Eisschnellläuferin Nadja Wenger aus Schenkon (LU) startet an den bevorstehenden Olympischen Spielen in Peking. Dass die Vereinbarkeit von Studium und Spitzensport nicht immer ganz einfach ist, weiss die 30-jährige Absolventin des Masterstudiengangs in Weltgesellschaft und Weltpolitik aus eigener Erfahrung.

Rasend schnell unterwegs: Nadja Wenger beim Training. (Bild: ©Kevin Voigt)

Nadja Wenger, hatten Sie schon immer eine sportliche Karriere geplant?

Nadja Wenger: Geplant würde ich nicht sagen. Ich komme aus einer sehr sportlichen Familie. Mein Vater zum Beispiel hat schon immer Sport gemacht, etwa Langlauf. Sport war seit jeher Teil unseres Familienalltags. Meine beiden Brüder und ich haben dann mit Inline-Skaten angefangen. So sind mein jüngerer Bruder Livio und ich zum Eisschnelllaufen gekommen.
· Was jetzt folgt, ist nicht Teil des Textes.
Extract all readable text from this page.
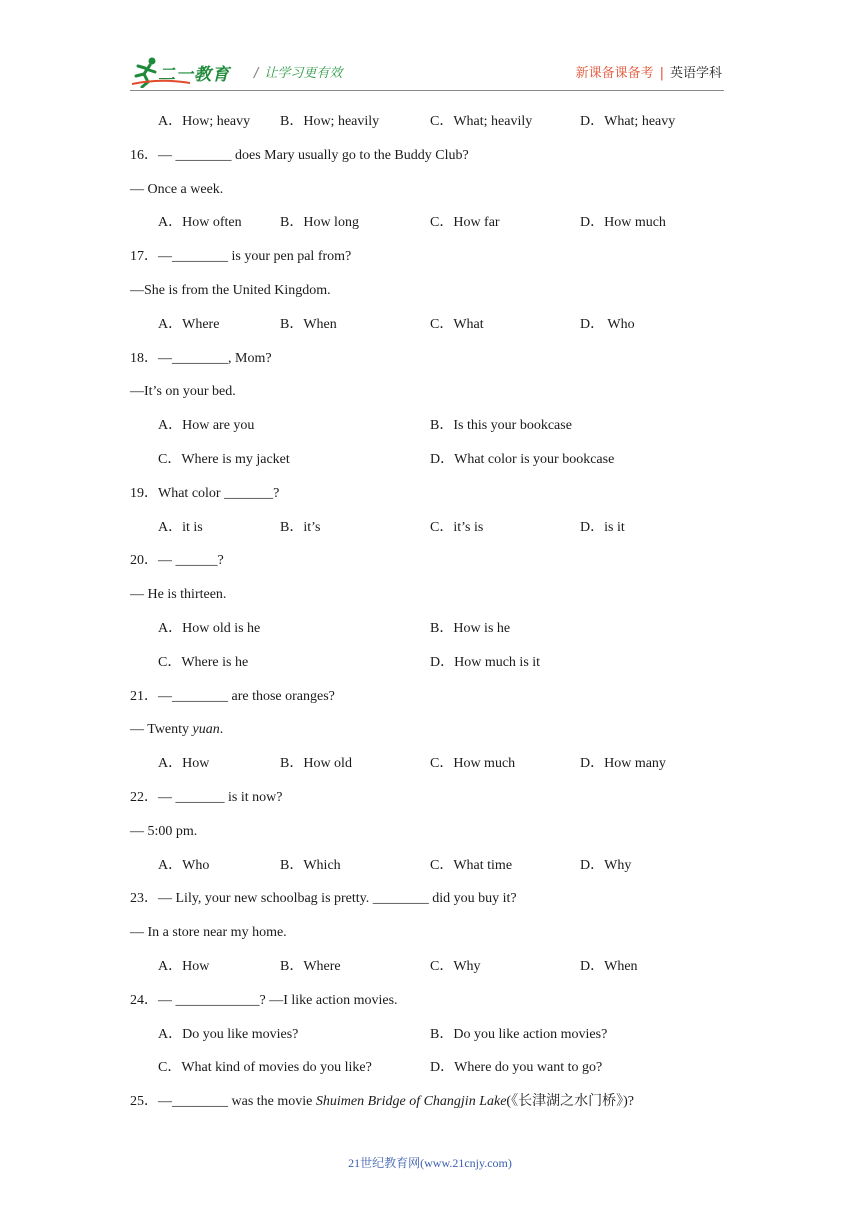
二一教育 / 让学习更有效	新课备课备考 | 英语学科
A．How; heavy B．How; heavily	C．What; heavily	D．What; heavy
16．— ________ does Mary usually go to the Buddy Club?
— Once a week.
A．How often	B．How long	C．How far	D．How much
17．—________ is your pen pal from?
—She is from the United Kingdom.
A．Where	B．When	C．What	D． Who
18．—________, Mom?
—It’s on your bed.
A．How are you	B．Is this your bookcase
C．Where is my jacket	D．What color is your bookcase
19．What color _______?
A．it is	B．it’s	C．it’s is	D．is it
20．— ______?
— He is thirteen.
A．How old is he	B．How is he
C．Where is he	D．How much is it
21．—________ are those oranges?
— Twenty yuan.
A．How	B．How old	C．How much	D．How many
22．— _______ is it now?
— 5:00 pm.
A．Who	B．Which	C．What time	D．Why
23．— Lily, your new schoolbag is pretty. ________ did you buy it?
— In a store near my home.
A．How	B．Where	C．Why	D．When
24．— ____________? —I like action movies.
A．Do you like movies?	B．Do you like action movies?
C．What kind of movies do you like?	D．Where do you want to go?
25．—________ was the movie Shuimen Bridge of Changjin Lake(《长津湖之水门桥》)?
21世纪教育网(www.21cnjy.com)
Er etwas früher als ich. Das hat damit zu tun, dass ich noch am Studieren war und es in der Schweiz fast nicht möglich ist, professionell Eisschnelllauf zu betreiben. Beispielswiese gibt es keine 400-Meter-Bahn. Daher bin ich erst relativ spät zum Eisschnelllauf gekommen.

Wie haben Sie es geschafft, Spitzensport und Studium unter einen Hut zu bringen?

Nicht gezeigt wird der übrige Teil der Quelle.